I then tried to explore whether there were relationships in the data through bivariate and multivariate plots. Unfortunately, there were no strong relationships. However, I observed that there were clusters and patterns when the variables were plotted against each other. This helped to identify and develop a profile/ a persona for each of the users. The following insights were gotten:

  1. For both user types, Males exceed Females.
  2. The days of the week with the highest trip activity for Subscribers and Customers respectively are Tuesday and Friday. There is increased ride activity during holidays.
  3. Both users mostly took trips at 8:00 (8am) and at 17:00 (5pm) in a day. The highest peak for subscribers and customers respectively is 8am and 5pm.
  4. There are only Subscribers with the bikeshareforall membership. The average duration of subscribers does not appear to be impacted by the bikeshareforall membership. Also, subscribers who are not bikeshareforall members tend to be older than those who are.
  5. Majority of trips for Subscribers fell between 4-10 minutes while that of Customers is 4-16 minutes.
  6. Majority of trips by both Subscribers and Customers were taken by users within the age range of 25 to 35. Subscribers aged 26 and 31 made the most trips, with age 31 having the largest frequency. For Customers, majority of trips tend to be made by users aged 30.
  7. The Powell St BART Station is most frequented by both Customers and Subscribers.

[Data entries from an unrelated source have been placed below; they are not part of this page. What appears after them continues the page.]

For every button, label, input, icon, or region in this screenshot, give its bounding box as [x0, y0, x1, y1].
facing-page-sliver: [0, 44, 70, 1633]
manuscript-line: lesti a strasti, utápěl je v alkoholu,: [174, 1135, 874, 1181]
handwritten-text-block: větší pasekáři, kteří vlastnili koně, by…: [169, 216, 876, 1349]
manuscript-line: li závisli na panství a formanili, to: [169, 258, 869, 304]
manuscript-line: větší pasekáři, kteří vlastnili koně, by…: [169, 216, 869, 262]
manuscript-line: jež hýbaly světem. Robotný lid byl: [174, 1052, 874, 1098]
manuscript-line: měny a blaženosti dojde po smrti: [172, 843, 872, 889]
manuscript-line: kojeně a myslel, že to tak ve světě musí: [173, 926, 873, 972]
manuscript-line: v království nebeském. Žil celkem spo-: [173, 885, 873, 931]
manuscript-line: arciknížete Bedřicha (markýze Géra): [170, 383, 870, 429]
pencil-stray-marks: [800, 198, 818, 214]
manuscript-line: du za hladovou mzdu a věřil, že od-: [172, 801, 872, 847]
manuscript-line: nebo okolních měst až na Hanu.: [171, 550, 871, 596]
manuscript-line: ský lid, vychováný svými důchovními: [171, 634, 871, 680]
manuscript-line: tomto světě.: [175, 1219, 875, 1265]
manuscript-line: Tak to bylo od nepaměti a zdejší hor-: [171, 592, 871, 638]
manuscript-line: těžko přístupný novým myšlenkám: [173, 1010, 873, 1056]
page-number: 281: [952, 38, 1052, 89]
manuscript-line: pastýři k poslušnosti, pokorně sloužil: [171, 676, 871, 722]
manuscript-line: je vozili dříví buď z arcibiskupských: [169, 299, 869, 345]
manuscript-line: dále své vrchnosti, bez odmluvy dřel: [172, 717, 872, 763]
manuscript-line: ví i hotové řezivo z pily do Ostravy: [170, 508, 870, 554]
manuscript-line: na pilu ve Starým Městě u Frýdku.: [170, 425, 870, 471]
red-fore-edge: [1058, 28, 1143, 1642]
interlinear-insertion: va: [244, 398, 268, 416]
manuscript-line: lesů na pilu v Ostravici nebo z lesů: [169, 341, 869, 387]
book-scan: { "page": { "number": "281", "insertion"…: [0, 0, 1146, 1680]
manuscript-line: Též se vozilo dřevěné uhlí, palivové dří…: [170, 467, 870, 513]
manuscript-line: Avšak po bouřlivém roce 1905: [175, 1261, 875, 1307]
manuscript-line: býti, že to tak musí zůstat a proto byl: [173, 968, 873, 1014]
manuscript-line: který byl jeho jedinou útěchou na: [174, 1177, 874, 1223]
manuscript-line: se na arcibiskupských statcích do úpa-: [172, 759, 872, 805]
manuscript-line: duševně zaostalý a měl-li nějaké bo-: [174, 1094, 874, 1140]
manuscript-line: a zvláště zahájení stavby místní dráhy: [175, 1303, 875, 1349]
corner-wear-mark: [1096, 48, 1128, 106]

  8. The mean ages of the genders appear consistent across the board, with female customers and subscribers having a mean age of 33, and male customers and subscribers having a mean age of 34. For users with the gender type 'Other', subscribers appear to be older than customers on average, but only slightly. Hence we can infer from this that generally subscribers and consumers are middle-aged.
  9. For all gender types, customers take longer duration trips than subscribers.
  10. For every day of the week, customers generally engage in longer trips than subscribers. Customers and subscribers engage in longer trips on weekends (i.e. Saturday and Sunday) than they do on weekdays. The peak average duration for Customers is 18 minutes while that of Subscribers is 11 minutes.
  11. The stations in the San Francisco bay area consists of stations in the cities; Oakland, San Francisco and San Jose.
  12. The top stations which both customers and subscribers use are concentrated in the eastern part of San Francisco.